Monday, January 26, 2009

Complaining About Responsibility

Yesterday, I came upon something in a reading plan (ESV SB) I'm doing. This from the gospel of Luke 17:7-10:


“Will any one of you who has a servant plowing or keeping sheep say to him when he has come in from the field, ‘Come at once and recline at table’? Will he not rather say to him, ‘Prepare supper for me, and dress properly, and serve me while I eat and drink, and afterward you will eat and drink’? Does he thank the servant because he did what was commanded? So you also, when you have done all that you were commanded, say, ‘We are unworthy servants; we have only done what was our duty.’”


It struck me as quite applicable to my own life and the lives of many around me. The way I responded to it was to think about it from two different angles, the served and the servant.

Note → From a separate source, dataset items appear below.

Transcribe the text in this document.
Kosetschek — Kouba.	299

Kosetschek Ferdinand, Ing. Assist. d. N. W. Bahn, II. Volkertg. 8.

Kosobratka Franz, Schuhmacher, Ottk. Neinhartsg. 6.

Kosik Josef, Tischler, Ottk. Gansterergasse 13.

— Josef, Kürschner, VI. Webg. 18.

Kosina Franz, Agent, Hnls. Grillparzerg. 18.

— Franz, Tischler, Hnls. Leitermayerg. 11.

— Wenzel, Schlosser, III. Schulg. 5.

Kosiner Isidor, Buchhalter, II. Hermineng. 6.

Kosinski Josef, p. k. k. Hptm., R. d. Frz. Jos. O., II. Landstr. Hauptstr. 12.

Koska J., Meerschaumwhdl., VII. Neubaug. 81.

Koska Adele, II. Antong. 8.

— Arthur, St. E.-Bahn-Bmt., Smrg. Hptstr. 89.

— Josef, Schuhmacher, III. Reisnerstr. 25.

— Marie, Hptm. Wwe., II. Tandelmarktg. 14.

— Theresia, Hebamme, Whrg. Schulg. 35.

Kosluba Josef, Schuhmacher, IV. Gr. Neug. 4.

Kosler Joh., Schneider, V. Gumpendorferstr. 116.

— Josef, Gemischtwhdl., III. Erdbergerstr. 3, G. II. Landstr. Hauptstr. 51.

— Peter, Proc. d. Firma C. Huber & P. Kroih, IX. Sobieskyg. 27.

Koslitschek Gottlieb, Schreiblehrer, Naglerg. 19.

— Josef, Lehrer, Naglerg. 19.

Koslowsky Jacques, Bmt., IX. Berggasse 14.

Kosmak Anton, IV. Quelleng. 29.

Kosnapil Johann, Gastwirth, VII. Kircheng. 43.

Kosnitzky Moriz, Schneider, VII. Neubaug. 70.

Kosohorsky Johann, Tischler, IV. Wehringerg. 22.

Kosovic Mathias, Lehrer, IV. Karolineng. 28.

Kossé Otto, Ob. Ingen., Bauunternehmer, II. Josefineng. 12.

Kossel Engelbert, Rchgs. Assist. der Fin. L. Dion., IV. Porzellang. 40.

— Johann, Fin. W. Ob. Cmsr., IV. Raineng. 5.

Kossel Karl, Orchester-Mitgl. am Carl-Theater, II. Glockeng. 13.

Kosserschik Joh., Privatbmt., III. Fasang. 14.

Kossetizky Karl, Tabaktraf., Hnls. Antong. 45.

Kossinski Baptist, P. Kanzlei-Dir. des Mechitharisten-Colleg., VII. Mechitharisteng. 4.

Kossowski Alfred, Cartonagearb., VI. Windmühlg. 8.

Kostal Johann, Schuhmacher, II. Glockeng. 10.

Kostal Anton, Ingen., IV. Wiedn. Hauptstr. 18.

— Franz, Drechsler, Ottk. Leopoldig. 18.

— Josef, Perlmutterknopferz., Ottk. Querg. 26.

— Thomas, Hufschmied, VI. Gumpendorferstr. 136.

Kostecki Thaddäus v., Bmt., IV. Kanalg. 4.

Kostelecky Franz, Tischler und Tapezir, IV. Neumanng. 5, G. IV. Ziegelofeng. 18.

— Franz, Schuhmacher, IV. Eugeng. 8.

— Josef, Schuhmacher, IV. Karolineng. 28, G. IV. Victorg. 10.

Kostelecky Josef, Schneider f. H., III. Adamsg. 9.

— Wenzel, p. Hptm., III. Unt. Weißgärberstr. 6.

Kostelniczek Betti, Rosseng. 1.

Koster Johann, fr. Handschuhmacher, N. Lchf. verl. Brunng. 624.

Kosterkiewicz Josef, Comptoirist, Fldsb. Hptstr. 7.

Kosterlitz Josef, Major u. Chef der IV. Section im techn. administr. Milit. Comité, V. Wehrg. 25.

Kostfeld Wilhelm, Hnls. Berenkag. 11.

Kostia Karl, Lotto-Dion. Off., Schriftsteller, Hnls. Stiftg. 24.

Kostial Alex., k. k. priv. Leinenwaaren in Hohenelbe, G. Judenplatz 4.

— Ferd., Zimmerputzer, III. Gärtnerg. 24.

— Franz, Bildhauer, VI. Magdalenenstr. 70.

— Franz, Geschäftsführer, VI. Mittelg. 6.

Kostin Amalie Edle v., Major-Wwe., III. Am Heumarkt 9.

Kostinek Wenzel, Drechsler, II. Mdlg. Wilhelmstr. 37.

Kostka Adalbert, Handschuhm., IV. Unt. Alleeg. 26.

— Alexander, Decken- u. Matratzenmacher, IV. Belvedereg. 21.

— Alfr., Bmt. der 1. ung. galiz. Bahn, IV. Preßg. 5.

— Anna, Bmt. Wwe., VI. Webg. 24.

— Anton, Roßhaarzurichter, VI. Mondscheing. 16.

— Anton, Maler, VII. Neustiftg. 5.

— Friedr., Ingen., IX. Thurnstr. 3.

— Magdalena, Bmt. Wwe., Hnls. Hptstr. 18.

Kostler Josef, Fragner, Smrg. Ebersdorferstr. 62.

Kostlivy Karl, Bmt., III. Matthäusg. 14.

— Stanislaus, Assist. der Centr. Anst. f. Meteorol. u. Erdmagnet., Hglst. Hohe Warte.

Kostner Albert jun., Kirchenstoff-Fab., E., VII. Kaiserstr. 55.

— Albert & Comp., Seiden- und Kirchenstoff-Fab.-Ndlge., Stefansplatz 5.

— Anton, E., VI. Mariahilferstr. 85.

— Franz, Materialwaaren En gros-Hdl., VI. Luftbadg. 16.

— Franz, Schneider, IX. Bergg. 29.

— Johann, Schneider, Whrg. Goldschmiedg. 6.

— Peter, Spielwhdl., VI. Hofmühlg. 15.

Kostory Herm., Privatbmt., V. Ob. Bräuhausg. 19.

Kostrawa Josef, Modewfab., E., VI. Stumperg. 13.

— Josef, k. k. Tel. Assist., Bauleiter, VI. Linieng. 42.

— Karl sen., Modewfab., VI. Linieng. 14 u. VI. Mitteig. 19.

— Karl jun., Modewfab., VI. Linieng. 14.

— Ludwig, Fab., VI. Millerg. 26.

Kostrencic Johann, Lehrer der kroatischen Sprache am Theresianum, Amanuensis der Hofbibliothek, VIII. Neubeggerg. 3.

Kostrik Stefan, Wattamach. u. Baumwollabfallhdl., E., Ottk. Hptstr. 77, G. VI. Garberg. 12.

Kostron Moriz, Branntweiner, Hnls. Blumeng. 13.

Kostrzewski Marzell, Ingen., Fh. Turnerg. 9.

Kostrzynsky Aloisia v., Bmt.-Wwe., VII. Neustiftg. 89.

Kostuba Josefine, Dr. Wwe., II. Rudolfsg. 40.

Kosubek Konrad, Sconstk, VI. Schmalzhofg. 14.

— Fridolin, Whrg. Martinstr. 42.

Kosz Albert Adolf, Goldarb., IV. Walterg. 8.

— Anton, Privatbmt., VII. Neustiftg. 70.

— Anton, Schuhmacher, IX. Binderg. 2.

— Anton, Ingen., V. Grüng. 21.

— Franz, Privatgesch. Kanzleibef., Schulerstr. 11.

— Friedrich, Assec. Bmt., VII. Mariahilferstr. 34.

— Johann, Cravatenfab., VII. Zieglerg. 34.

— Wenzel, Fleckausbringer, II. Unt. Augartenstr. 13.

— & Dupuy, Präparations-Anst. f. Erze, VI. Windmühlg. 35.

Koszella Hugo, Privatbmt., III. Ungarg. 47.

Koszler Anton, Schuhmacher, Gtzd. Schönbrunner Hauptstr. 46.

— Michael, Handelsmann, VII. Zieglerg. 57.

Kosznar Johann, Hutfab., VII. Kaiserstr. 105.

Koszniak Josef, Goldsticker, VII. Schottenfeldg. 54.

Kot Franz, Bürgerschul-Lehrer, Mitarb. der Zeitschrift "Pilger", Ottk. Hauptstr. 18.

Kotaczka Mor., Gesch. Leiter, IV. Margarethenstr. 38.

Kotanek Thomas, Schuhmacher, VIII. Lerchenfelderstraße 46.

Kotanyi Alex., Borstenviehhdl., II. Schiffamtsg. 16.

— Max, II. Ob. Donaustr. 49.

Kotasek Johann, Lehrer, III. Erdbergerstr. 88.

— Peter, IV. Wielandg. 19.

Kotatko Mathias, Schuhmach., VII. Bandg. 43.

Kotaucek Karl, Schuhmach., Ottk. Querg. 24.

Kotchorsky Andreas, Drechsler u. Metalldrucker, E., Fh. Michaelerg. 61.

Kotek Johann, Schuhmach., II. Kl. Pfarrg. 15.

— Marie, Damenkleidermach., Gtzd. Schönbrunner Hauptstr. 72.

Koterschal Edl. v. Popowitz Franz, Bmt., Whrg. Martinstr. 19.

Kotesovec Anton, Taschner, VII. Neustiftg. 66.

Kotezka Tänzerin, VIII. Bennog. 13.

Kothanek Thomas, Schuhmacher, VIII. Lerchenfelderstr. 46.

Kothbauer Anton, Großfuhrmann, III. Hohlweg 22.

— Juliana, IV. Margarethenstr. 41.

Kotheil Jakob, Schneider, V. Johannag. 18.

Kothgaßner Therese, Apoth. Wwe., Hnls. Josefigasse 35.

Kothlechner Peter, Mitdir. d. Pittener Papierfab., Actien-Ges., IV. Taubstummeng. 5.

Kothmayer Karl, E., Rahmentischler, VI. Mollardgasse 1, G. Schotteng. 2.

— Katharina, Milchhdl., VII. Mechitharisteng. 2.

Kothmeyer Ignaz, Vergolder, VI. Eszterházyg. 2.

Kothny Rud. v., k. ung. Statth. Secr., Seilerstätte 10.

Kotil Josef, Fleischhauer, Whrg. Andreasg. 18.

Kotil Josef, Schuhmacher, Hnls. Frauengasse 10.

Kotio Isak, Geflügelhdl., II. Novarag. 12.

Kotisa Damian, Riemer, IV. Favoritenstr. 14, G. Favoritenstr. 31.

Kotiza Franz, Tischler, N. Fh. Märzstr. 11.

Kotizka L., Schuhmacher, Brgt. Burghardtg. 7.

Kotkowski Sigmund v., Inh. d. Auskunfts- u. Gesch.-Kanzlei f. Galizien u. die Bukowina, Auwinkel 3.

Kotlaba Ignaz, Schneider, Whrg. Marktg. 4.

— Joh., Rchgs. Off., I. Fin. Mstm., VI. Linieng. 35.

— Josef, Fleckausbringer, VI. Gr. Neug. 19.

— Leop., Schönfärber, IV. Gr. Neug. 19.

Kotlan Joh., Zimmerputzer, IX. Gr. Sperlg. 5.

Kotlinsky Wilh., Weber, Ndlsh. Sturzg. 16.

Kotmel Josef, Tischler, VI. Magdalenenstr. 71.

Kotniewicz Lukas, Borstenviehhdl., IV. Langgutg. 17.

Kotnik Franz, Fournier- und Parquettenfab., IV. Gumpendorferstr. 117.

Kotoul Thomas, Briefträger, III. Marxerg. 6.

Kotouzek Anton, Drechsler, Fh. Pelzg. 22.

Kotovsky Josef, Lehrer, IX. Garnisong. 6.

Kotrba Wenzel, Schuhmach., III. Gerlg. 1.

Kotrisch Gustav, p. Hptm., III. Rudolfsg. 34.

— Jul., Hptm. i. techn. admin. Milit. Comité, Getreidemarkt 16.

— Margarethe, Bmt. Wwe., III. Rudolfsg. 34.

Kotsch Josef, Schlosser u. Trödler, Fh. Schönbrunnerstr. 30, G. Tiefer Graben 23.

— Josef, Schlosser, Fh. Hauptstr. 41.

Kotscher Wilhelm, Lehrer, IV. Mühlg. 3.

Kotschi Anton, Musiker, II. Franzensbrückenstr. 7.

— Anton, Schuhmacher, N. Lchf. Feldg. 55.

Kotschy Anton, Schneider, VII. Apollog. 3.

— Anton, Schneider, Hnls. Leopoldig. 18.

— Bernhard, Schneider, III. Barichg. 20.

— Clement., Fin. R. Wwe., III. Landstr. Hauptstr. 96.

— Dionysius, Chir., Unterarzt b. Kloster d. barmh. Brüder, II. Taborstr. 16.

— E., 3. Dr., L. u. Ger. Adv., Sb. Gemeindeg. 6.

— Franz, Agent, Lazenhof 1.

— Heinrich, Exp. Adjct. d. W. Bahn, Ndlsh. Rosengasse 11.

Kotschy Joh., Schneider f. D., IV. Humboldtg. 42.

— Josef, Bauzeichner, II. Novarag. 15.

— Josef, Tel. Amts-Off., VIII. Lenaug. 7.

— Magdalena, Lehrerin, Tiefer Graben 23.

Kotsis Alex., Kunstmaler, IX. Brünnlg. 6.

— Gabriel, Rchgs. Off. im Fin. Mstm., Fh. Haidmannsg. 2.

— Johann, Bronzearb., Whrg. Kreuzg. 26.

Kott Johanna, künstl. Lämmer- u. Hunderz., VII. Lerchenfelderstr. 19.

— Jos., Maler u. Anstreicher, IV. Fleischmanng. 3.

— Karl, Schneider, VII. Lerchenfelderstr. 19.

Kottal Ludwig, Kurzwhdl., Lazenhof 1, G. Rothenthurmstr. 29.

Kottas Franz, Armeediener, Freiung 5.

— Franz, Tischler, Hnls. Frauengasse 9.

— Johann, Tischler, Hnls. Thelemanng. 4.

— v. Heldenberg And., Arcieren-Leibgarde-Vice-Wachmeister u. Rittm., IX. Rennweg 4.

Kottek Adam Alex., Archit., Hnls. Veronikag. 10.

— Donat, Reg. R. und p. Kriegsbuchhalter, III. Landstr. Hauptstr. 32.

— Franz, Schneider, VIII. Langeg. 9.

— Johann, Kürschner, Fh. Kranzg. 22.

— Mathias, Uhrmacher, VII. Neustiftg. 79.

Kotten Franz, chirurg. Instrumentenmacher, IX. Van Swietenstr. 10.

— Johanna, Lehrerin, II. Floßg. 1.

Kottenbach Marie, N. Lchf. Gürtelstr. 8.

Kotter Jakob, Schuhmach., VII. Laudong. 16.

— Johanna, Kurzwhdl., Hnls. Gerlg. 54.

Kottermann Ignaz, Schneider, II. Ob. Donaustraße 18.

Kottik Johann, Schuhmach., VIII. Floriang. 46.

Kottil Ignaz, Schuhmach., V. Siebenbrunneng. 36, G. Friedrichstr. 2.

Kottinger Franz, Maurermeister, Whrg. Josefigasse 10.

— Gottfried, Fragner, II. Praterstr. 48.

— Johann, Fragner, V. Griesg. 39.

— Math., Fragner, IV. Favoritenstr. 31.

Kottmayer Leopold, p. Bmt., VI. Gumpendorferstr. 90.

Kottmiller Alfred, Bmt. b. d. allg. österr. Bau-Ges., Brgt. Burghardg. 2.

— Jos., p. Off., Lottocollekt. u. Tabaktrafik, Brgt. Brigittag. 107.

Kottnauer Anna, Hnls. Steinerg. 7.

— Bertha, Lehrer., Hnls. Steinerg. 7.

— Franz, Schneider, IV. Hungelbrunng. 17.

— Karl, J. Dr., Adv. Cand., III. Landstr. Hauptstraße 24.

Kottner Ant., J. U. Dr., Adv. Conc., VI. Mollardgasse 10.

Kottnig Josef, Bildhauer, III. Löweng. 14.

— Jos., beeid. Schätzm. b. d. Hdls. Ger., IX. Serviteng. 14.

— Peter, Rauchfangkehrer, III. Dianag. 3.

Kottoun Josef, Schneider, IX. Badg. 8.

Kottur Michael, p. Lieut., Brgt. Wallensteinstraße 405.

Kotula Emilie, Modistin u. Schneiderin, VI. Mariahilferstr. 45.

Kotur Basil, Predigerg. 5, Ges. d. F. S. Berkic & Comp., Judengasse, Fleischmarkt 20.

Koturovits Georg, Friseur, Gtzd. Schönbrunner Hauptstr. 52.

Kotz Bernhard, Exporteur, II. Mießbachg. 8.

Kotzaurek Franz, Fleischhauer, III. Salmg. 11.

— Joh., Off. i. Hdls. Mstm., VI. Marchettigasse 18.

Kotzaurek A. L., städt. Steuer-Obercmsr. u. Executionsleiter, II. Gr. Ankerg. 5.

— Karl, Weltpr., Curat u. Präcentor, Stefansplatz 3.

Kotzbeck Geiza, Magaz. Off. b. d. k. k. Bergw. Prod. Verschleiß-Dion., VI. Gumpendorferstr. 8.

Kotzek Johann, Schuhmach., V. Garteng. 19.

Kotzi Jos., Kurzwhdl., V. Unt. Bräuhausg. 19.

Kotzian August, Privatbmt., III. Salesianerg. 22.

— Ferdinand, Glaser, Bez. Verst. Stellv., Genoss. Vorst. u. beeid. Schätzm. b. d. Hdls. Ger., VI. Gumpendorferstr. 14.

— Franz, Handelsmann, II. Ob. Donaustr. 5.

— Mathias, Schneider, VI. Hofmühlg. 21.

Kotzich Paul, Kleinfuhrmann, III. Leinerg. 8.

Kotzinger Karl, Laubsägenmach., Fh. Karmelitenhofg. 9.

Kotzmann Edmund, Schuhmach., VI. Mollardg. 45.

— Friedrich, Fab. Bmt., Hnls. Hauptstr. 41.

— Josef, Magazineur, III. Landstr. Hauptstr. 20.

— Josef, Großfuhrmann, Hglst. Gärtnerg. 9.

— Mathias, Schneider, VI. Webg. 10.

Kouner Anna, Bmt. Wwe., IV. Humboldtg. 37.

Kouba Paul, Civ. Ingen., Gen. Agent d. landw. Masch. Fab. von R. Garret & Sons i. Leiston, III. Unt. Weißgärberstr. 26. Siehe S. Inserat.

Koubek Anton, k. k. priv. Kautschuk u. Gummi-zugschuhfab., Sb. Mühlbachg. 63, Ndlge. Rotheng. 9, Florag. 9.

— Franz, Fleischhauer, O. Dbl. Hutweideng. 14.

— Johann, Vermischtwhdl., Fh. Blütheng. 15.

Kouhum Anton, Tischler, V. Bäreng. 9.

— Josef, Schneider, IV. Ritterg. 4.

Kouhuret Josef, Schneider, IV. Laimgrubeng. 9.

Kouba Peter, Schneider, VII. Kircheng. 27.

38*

As the served, I am in this position only because another voluntarily serves me. How egregious then, is my self-centeredness, when I fail to sincerely express gratitude? This attitude of entitlement that I (and sadly to say my fellow Americans) carry around has got to change!

As the servant, I am only in this position only because the grace of God has transformed me and because I have been gifted with sharable resources and abilities. How shameful then, is my narcissism, when I think that people should owe me something because I shared a gift? Am I really that deplorable of a character?

Am I to live in shame, guilt, and condemnation for my shortcomings? Yeah, sure these questions are ridiculously rhetorical, but they seem valid for a reality check. This is the type of reality check I feel that I need on a regular basis to get/keep me on track. The teachings of Christ regularly do this to me. So hard-hitting and challenging when one seriously considers them. At the same time, they came from the embodiment of God's love, grace, compassion, and patience! In this, I'm reminded of how highly God thinks of me, and that I have something far more substantial to build an identity upon than my own merit.

If I tend to take better care of things that cost me dearly than things that don't, how much more will God take care of me who He sacrificed greatly for? This applies to you too!